Bugün biraz pek de konuşulmayan ‘ekranda müzik’ üzerine bir yazı yazmak istedim. İspanyol televizyonlarının en uzun soluklu canlı konser yayını, 20’nci yılını kutlamış. İspanyol Devlet Televizyonu’ndaki yayında, ‘Concert Radio 3’, 1998 yılından bu yana yılda ortalama 150 konser yayınlıyor.
Amaç, müzik listelerine giremeyen yetenekli şarkıcı, grup ve enstrüman çalan müzisyenleri tanıtmak... İspanyol popüler müziğinin en büyük destekçisi olarak değerlendiriliyor program. Birçok isim bu yapımdaki performanslarından sonra adını duyurma fırsatı bulmuş.
Şimdi YouTube’dan elinde gitarla çalmak başka, muhteşem bir sahnede ışık ve ses standardı yüksek bir atmosferde çalmak başka... Aklıma bizim durum geldi.
Var mı bizde böyle bir program? TRT’nin müzik kanalı var.
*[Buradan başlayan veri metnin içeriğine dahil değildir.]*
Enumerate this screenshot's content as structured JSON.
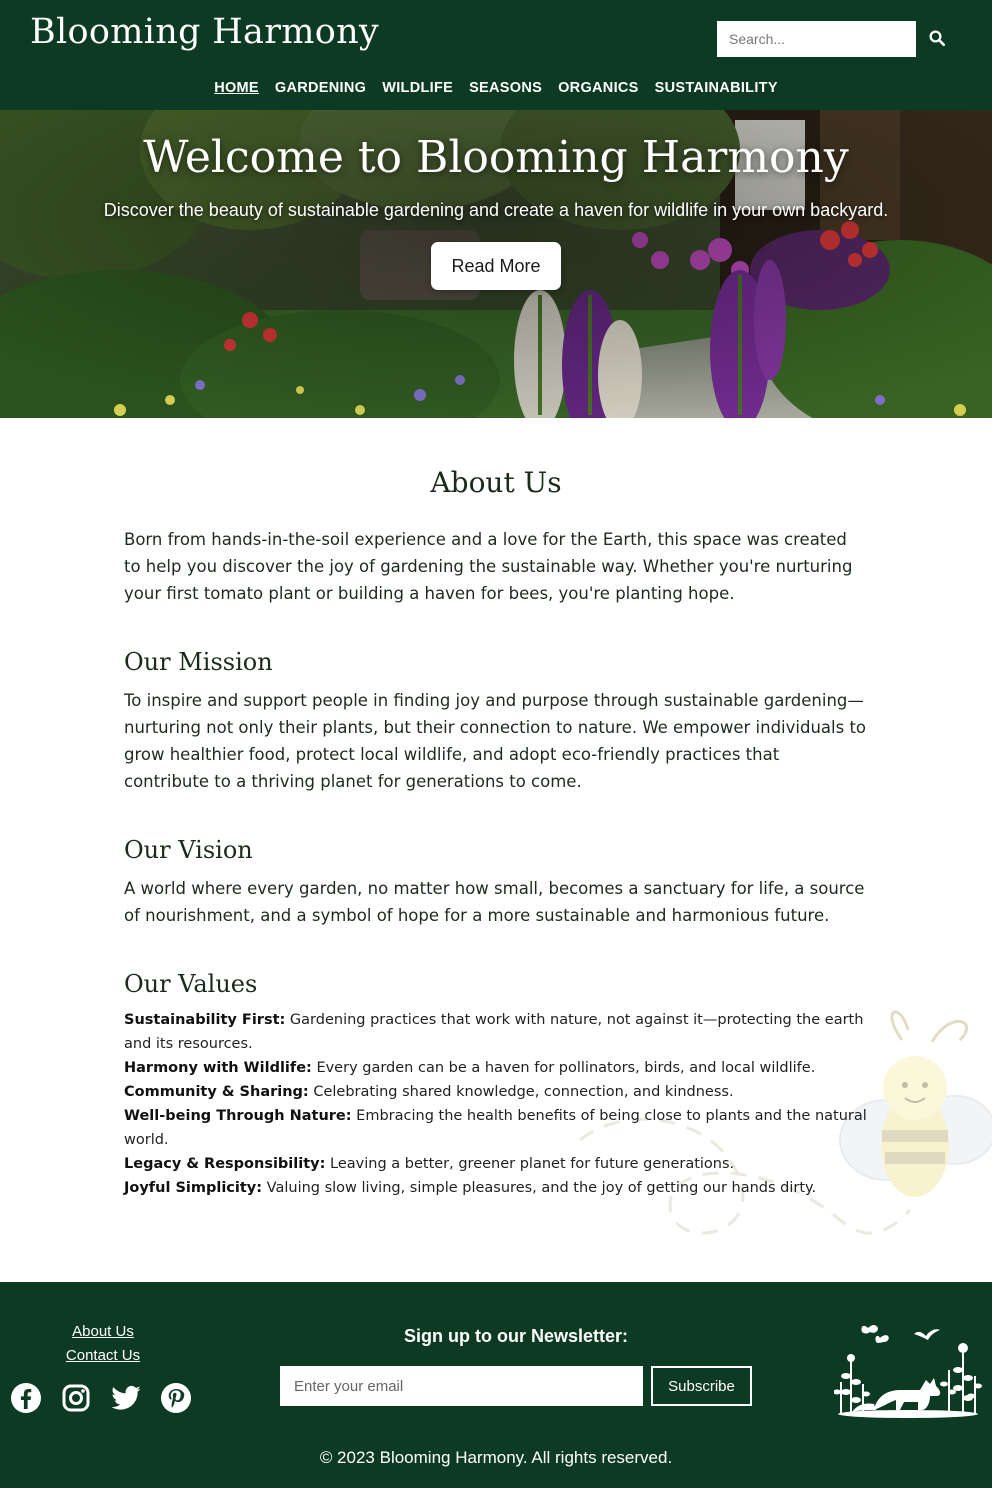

Program, istemediğin kadar çok... Peki aradan sıyrılan, böyle marka olabileni var mı? TRT Müzik ağırlıklı olarak TSM (Türk sanat müziği) ve THM (Türk halk müziği) üzerinden gidiyor. Canlı, hareketli, gençleri çekecek bir renk ve sunum hali yok. “Bizim izleyicimiz var, biz halimizden memnunuz” diyebilirler. “Caz da var, klasik müzik de var” diyebilirler. Biz marketten bahsetmiyoruz ama...
Bir zamanlar vardı
TRT’nin bir zamanlar böyle özel programları vardı. Canlı müzik yayınlarına, TRT 1 önem verirdi. Fatih Erkoç’la ‘Yankılar’ vardı mesela. Özcan Deniz’in ‘İki Renk’ programı vardı. Biz de grup olarak çıkmıştık.
Böyle marka olabilecek kapasitede bir program, Türkiye’de uzun süre yayınlandı aslında, ‘Akustikhane’... Mekan anlayışı, sunumu, bir stüdyoda çalan haliyle farklı bir hava verdi. 2010’dan bu yana tam sekiz yıl çok geniş yelpazesiyle bir yerde İspanya’daki örneğe yaklaşan bir tutum içinde diyebilirim. En son Bloomberg HT’deydi. Türk popüler müziğinin standardını yükseltmek, yelpazeyi genişletletmek, genç kitleyi farklı, ilgisini çekebilecek örneklerle donatabilen ve albenisi olan böyle bir yapımın bizde olma şansı bana göre yok. Öyle olunca da, pop müzik ‘istenilen’ kalitenin altında kalmaya mahkum.